Four Ways to Diversify and Grow Your Photography Startup

Becoming a photographer in today’s world is easier than ever. While you still have to work hard to learn fundamental skills and get good at it, the entry-level requirements are lowered in the age of the smartphone and app filters.

Interestingly, with the rise of consumer photography as a hobby, it’s become even more challenging to stand out and make it as a professional. For the aspiring photographer looking to take their craft to the next level and start a business, even a strong portfolio may not be enough. The industry’s mortality rate can be pretty grim; around 85% per cent don’t last past the first two years.

As a solution, you might need to diversify your revenue streams or offer a different business concept. Here are a few ideas.


Many photography startups tend to under-utilise the potential of prints in their business. This might be due to sourcing out most of the printing work to a third party, or simply a side effect of how the industry, in general, has shifted towards the digital. After all, it’s quite common nowadays to deliver your final images on a disc, portable drive, or through cloud storage.

But there’s something powerful about having a physical print – its constant presence, framed on the wall of a home or displayed in the reception area of an office, is a reminder of things people stand for, a moment fixed in time.

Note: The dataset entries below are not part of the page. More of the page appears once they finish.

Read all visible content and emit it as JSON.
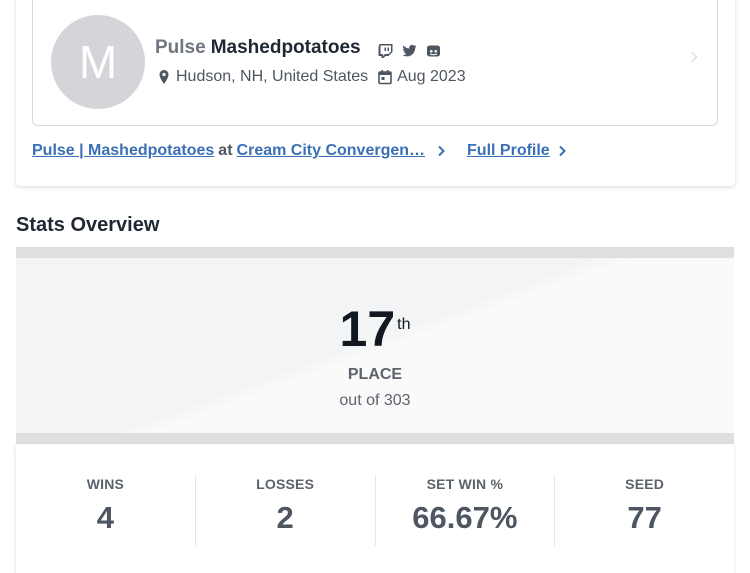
{
  "profile": {
    "avatar_initial": "M",
    "prefix": "Pulse",
    "gamertag": "Mashedpotatoes",
    "socials": [
      "twitch-icon",
      "twitter-icon",
      "discord-icon"
    ],
    "location": "Hudson, NH, United States",
    "joined": "Aug 2023"
  },
  "links": {
    "event_player": "Pulse | Mashedpotatoes",
    "at_word": "at",
    "event_name": "Cream City Convergen…",
    "full_profile": "Full Profile"
  },
  "stats": {
    "title": "Stats Overview",
    "placement": {
      "number": "17",
      "suffix": "th",
      "label": "PLACE",
      "total": "out of 303"
    },
    "items": [
      {
        "label": "WINS",
        "value": "4"
      },
      {
        "label": "LOSSES",
        "value": "2"
      },
      {
        "label": "SET WIN %",
        "value": "66.67%"
      },
      {
        "label": "SEED",
        "value": "77"
      }
    ]
  },
  "colors": {
    "link": "#3b6fb6",
    "text_dark": "#1f2733",
    "text_muted": "#5c636d",
    "avatar_bg": "#d3d5d8",
    "panel_band": "#dddfe1"
  }
}
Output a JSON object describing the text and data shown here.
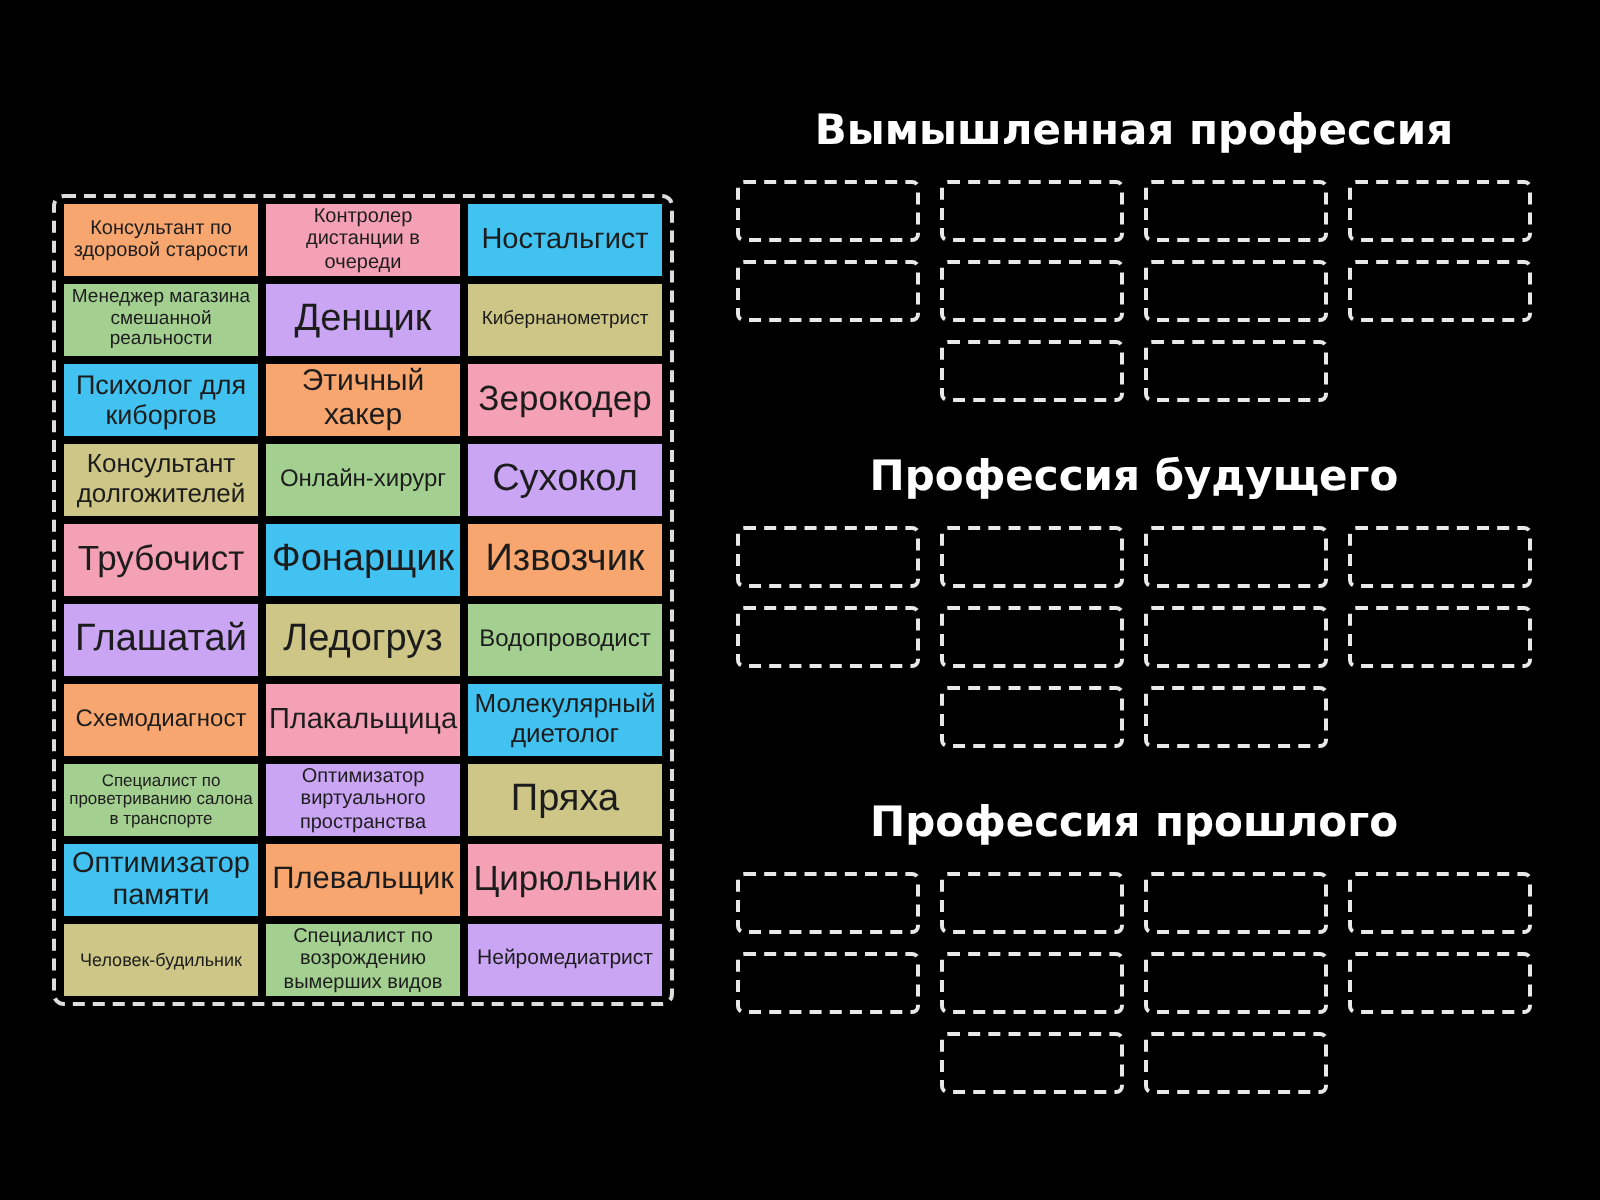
{
  "tiles": [
    {
      "text": "Консультант по здоровой старости",
      "color": "#f7a66f"
    },
    {
      "text": "Контролер дистанции в очереди",
      "color": "#f4a1b5"
    },
    {
      "text": "Ностальгист",
      "color": "#42c2f0"
    },
    {
      "text": "Менеджер магазина смешанной реальности",
      "color": "#a3cf90"
    },
    {
      "text": "Денщик",
      "color": "#c9a5f4"
    },
    {
      "text": "Кибернанометрист",
      "color": "#cdc686"
    },
    {
      "text": "Психолог для киборгов",
      "color": "#42c2f0"
    },
    {
      "text": "Этичный хакер",
      "color": "#f7a66f"
    },
    {
      "text": "Зерокодер",
      "color": "#f4a1b5"
    },
    {
      "text": "Консультант долгожителей",
      "color": "#cdc686"
    },
    {
      "text": "Онлайн-хирург",
      "color": "#a3cf90"
    },
    {
      "text": "Сухокол",
      "color": "#c9a5f4"
    },
    {
      "text": "Трубочист",
      "color": "#f4a1b5"
    },
    {
      "text": "Фонарщик",
      "color": "#42c2f0"
    },
    {
      "text": "Извозчик",
      "color": "#f7a66f"
    },
    {
      "text": "Глашатай",
      "color": "#c9a5f4"
    },
    {
      "text": "Ледогруз",
      "color": "#cdc686"
    },
    {
      "text": "Водопроводист",
      "color": "#a3cf90"
    },
    {
      "text": "Схемодиагност",
      "color": "#f7a66f"
    },
    {
      "text": "Плакальщица",
      "color": "#f4a1b5"
    },
    {
      "text": "Молекулярный диетолог",
      "color": "#42c2f0"
    },
    {
      "text": "Специалист по проветриванию салона в транспорте",
      "color": "#a3cf90"
    },
    {
      "text": "Оптимизатор виртуального пространства",
      "color": "#c9a5f4"
    },
    {
      "text": "Пряха",
      "color": "#cdc686"
    },
    {
      "text": "Оптимизатор памяти",
      "color": "#42c2f0"
    },
    {
      "text": "Плевальщик",
      "color": "#f7a66f"
    },
    {
      "text": "Цирюльник",
      "color": "#f4a1b5"
    },
    {
      "text": "Человек-будильник",
      "color": "#cdc686"
    },
    {
      "text": "Специалист по возрождению вымерших видов",
      "color": "#a3cf90"
    },
    {
      "text": "Нейромедиатрист",
      "color": "#c9a5f4"
    }
  ],
  "groups": [
    {
      "title": "Вымышленная профессия",
      "slots": [
        {
          "empty": true
        },
        {
          "empty": true
        },
        {
          "empty": true
        },
        {
          "empty": true
        },
        {
          "empty": true
        },
        {
          "empty": true
        },
        {
          "empty": true
        },
        {
          "empty": true
        },
        {
          "empty": true
        },
        {
          "empty": true
        }
      ]
    },
    {
      "title": "Профессия будущего",
      "slots": [
        {
          "empty": true
        },
        {
          "empty": true
        },
        {
          "empty": true
        },
        {
          "empty": true
        },
        {
          "empty": true
        },
        {
          "empty": true
        },
        {
          "empty": true
        },
        {
          "empty": true
        },
        {
          "empty": true
        },
        {
          "empty": true
        }
      ]
    },
    {
      "title": "Профессия прошлого",
      "slots": [
        {
          "empty": true
        },
        {
          "empty": true
        },
        {
          "empty": true
        },
        {
          "empty": true
        },
        {
          "empty": true
        },
        {
          "empty": true
        },
        {
          "empty": true
        },
        {
          "empty": true
        },
        {
          "empty": true
        },
        {
          "empty": true
        }
      ]
    }
  ]
}
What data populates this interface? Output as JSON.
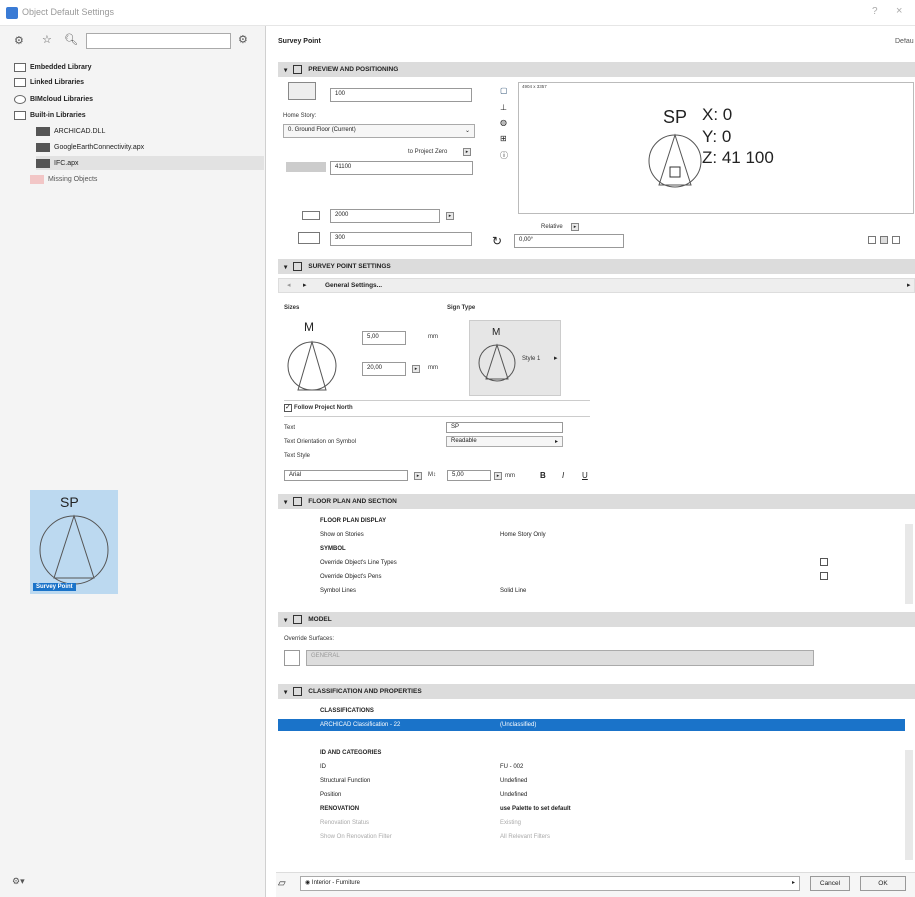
{
  "window": {
    "title": "Object Default Settings",
    "help": "?",
    "close": "×"
  },
  "left": {
    "tree": [
      {
        "label": "Embedded Library",
        "bold": true
      },
      {
        "label": "Linked Libraries",
        "bold": true
      },
      {
        "label": "BIMcloud Libraries",
        "bold": true
      },
      {
        "label": "Built-in Libraries",
        "bold": true
      },
      {
        "label": "ARCHICAD.DLL",
        "bold": false
      },
      {
        "label": "GoogleEarthConnectivity.apx",
        "bold": false
      },
      {
        "label": "IFC.apx",
        "bold": false
      },
      {
        "label": "Missing Objects",
        "bold": false
      }
    ],
    "thumb_text": "SP",
    "thumb_label": "Survey Point"
  },
  "header": {
    "title": "Survey Point",
    "right": "Defau"
  },
  "preview_section": {
    "title": "PREVIEW AND POSITIONING",
    "elevation_value": "100",
    "home_story_label": "Home Story:",
    "home_story_value": "0. Ground Floor (Current)",
    "to_project_zero": "to Project Zero",
    "project_zero_value": "41100",
    "width_value": "2000",
    "height_value": "300",
    "angle_value": "0,00°",
    "relative_label": "Relative",
    "preview_size": "4904 x 3357",
    "preview_sp": "SP",
    "coord_x": "X: 0",
    "coord_y": "Y: 0",
    "coord_z": "Z: 41 100"
  },
  "settings_section": {
    "title": "SURVEY POINT SETTINGS",
    "general": "General Settings...",
    "sizes_label": "Sizes",
    "sign_type_label": "Sign Type",
    "m_letter": "M",
    "size1": "5,00",
    "size2": "20,00",
    "unit": "mm",
    "style_label": "Style 1",
    "follow_north": "Follow Project North",
    "text_label": "Text",
    "text_value": "SP",
    "orientation_label": "Text Orientation on Symbol",
    "orientation_value": "Readable",
    "text_style_label": "Text Style",
    "font_value": "Arial",
    "font_size": "5,00",
    "font_unit": "mm",
    "bold_btn": "B",
    "italic_btn": "I",
    "underline_btn": "U"
  },
  "floor_section": {
    "title": "FLOOR PLAN AND SECTION",
    "rows": [
      {
        "name": "FLOOR PLAN DISPLAY",
        "value": "",
        "bold": true
      },
      {
        "name": "Show on Stories",
        "value": "Home Story Only",
        "bold": false
      },
      {
        "name": "SYMBOL",
        "value": "",
        "bold": true
      },
      {
        "name": "Override Object's Line Types",
        "value": "",
        "bold": false
      },
      {
        "name": "Override Object's Pens",
        "value": "",
        "bold": false
      },
      {
        "name": "Symbol Lines",
        "value": "Solid Line",
        "bold": false
      }
    ]
  },
  "model_section": {
    "title": "MODEL",
    "override_label": "Override Surfaces:",
    "surface_value": "GENERAL"
  },
  "class_section": {
    "title": "CLASSIFICATION AND PROPERTIES",
    "classifications": "CLASSIFICATIONS",
    "class_name": "ARCHICAD Classification - 22",
    "class_value": "(Unclassified)",
    "id_categories": "ID AND CATEGORIES",
    "rows": [
      {
        "name": "ID",
        "value": "FU - 002"
      },
      {
        "name": "Structural Function",
        "value": "Undefined"
      },
      {
        "name": "Position",
        "value": "Undefined"
      }
    ],
    "renovation": "RENOVATION",
    "renovation_value": "use Palette to set default",
    "reno_rows": [
      {
        "name": "Renovation Status",
        "value": "Existing"
      },
      {
        "name": "Show On Renovation Filter",
        "value": "All Relevant Filters"
      }
    ]
  },
  "footer": {
    "layer": "Interior - Furniture",
    "cancel": "Cancel",
    "ok": "OK"
  }
}
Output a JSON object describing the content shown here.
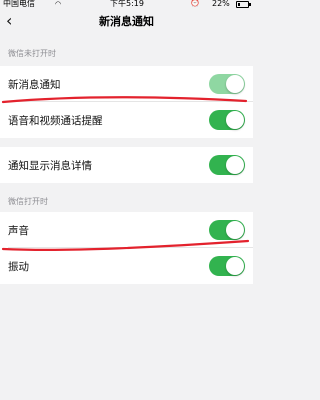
{
  "status_bar": {
    "carrier": "中国电信",
    "time": "下午5:19",
    "battery_pct": "22%",
    "battery_level": 0.22,
    "icons": [
      "wifi-icon",
      "alarm-icon",
      "battery-icon"
    ]
  },
  "nav": {
    "back_icon": "chevron-left-icon",
    "title": "新消息通知"
  },
  "sections": [
    {
      "header": "微信未打开时",
      "groups": [
        {
          "rows": [
            {
              "label": "新消息通知",
              "on": true,
              "dimmed": true
            },
            {
              "label": "语音和视频通话提醒",
              "on": true,
              "dimmed": false
            }
          ]
        },
        {
          "rows": [
            {
              "label": "通知显示消息详情",
              "on": true,
              "dimmed": false
            }
          ]
        }
      ]
    },
    {
      "header": "微信打开时",
      "groups": [
        {
          "rows": [
            {
              "label": "声音",
              "on": true,
              "dimmed": false
            },
            {
              "label": "振动",
              "on": true,
              "dimmed": false
            }
          ]
        }
      ]
    }
  ],
  "colors": {
    "toggle_on": "#32b34f",
    "toggle_dimmed": "#8fd7a2",
    "annotation": "#e3222d",
    "background": "#f2f2f3"
  }
}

And that’s something that’s always worked for photographers since the early days.

Consider bringing your printing services in-house to give yourself full control over the output. You can also try your hand at woodcraft for framing fine art prints or buy a wide format laminating machine to produce large posters for corporate clients. Offering a range of options, instead of just standard preset sizes provided by a third-party printer, will allow you to draw in more clients.


Concept work

You might have the opportunity to work with a company’s marketing or design team in the planning stages of their upcoming campaign. Concept work is more collaborative than your standard event shoots. It can require you to be more flexible and make adjustments on the fly, but you’ll also have the chance to pitch some creative ideas of your own and expand your portfolio while at it.

Small shoots

Not every prospective client is looking to hire you for a big event. Although shooting weddings or corporate affairs can be your big payout, there are opportunities to be gained from doing small shoots with clients. Many people can be hesitant when it comes to working with a professional photographer. They might not know if they can afford the full package of your services, or if they even need everything. Doing small scale shoots is a great way to establish relationships with a different slice of the customer base, offering an introductory package that lets them get to know you and your work.

Passive income

In a photography business, you’ll often have a large ratio of rejects to final shots. But as the saying goes, one man’s trash is another man’s treasure. Even if you and your client both didn’t care much for a particular image, you could upload it to various stock photography sites and find that someone is willing to pay for the use of that image.

Blogging is another way to increase your online exposure and open up opportunities for paid ads and product reviews. These are just two possible ways to create passive income streams and help your business survive the early stages.

Look for easy ways to diversify and bring in more opportunities, and you’ll thrive in the photography industry.